April 18, 2001, 10:07 AM — INTEL ON MONDAY made public its Solutions Enabling Group (SEG) initiative, an ambitious program to help companies test their e-business networks and "help take the guesswork out of deploying new technology," according to Dan Russell, vice president of Intel's SEG.
Under the program, the SEG replicates a company's existing network in a lab environment, where tests can be performed or new technology can be installed without interruption to the real network. The SEG also allows companies to install new technology to their networks in a modular fashion, testing and installing new network components as needed, Russell said.
"I think modularity is the key here," Russell said. "The days of wholesale search and replace of a [network] environment are over. I don't think you'll see companies change their infrastructure entirely, moving forward.

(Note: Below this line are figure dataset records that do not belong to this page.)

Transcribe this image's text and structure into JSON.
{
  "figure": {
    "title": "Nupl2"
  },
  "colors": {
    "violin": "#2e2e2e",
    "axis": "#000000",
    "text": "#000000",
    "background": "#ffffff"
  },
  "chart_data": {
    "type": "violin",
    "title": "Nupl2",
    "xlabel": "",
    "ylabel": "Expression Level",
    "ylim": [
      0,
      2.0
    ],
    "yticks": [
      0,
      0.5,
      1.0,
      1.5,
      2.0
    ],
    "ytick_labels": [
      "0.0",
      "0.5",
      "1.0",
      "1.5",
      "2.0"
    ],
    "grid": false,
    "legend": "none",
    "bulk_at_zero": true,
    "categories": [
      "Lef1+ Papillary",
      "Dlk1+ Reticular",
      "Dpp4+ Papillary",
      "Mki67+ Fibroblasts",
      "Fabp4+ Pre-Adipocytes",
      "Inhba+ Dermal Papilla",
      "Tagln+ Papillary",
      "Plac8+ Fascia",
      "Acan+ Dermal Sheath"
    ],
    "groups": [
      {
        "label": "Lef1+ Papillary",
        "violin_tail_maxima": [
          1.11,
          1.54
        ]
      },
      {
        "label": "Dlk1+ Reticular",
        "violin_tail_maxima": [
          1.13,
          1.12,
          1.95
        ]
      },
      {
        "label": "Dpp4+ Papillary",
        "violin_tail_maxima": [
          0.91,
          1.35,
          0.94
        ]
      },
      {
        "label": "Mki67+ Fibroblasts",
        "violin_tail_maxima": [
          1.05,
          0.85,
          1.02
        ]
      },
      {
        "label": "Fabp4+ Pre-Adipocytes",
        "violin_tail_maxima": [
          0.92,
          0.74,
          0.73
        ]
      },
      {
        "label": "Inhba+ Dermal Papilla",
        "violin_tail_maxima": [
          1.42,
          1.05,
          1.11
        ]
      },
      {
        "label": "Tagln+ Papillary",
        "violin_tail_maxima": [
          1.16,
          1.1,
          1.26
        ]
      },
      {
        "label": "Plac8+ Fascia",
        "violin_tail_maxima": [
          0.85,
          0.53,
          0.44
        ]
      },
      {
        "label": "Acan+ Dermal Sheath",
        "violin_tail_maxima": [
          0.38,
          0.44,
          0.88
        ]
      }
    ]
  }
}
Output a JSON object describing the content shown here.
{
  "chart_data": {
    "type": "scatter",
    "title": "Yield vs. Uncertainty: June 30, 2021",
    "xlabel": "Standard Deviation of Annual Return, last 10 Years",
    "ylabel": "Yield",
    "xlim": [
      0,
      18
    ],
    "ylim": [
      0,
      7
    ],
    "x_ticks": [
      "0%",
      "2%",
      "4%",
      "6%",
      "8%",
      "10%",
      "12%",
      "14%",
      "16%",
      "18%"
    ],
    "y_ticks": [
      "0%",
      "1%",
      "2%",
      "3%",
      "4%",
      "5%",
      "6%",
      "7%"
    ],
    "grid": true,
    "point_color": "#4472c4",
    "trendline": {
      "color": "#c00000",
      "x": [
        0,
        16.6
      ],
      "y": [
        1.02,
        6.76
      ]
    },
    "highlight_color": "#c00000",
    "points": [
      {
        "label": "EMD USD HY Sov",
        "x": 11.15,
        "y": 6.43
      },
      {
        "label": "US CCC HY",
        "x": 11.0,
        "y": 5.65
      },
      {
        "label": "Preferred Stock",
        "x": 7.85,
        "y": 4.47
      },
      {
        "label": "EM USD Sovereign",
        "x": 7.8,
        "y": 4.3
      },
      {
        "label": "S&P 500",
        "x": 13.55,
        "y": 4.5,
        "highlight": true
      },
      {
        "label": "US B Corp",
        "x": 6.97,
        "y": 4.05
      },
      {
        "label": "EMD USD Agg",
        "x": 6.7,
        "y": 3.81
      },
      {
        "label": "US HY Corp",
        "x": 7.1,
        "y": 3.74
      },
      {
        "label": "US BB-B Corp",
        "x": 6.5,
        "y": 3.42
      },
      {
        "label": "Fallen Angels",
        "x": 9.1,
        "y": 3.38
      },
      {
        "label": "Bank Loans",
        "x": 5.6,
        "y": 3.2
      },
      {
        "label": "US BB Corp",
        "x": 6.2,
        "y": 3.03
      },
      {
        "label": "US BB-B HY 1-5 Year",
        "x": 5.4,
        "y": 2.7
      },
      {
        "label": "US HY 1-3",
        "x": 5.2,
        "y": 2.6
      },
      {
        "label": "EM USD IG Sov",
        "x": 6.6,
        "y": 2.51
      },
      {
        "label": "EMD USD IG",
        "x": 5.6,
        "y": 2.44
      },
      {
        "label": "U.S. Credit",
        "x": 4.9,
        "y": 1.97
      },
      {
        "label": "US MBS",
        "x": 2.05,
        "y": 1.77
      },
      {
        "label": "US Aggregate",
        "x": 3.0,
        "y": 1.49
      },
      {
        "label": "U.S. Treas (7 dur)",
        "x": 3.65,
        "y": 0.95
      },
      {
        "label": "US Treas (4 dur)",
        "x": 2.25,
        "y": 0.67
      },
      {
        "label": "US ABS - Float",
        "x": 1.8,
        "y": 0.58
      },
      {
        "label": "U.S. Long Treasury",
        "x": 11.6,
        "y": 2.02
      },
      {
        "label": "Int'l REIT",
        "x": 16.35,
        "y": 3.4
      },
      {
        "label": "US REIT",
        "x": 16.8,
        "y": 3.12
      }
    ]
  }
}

They will test [new network components] modularly, then add them in and then migrate their people on to them."
Greg Drew, CEO and founder of 800.com, a consumer electronics retail site based in Portland, Ore., is a recent alumnus of the SEG initiative. Looking to fortify 800.com's network before last year's holiday shopping season, Drew enlisted Intel's SEG.
"[The SEG] replicated our entire site and came back with a set of recommendations that helped us identify potential bottlenecks," Drew said. "We got a fresh set of eyes [to look at] our architecture. And there was no [network] shutdown. That was a huge value."
Intel is in the process of opening a number of new SEG labs in locations around the world, including Germany and India. The ribbon cutting for Intel's Santa Clara, Calif.-based SEG lab takes place Tuesday, according to Intel officials.
Intel has devoted more than 400 consultants to the SEG initiative.
Intel is targeting the SEG at Fortune 1000 companies, ISVs, and Internet companies, officials said. Fees for services vary, officials said.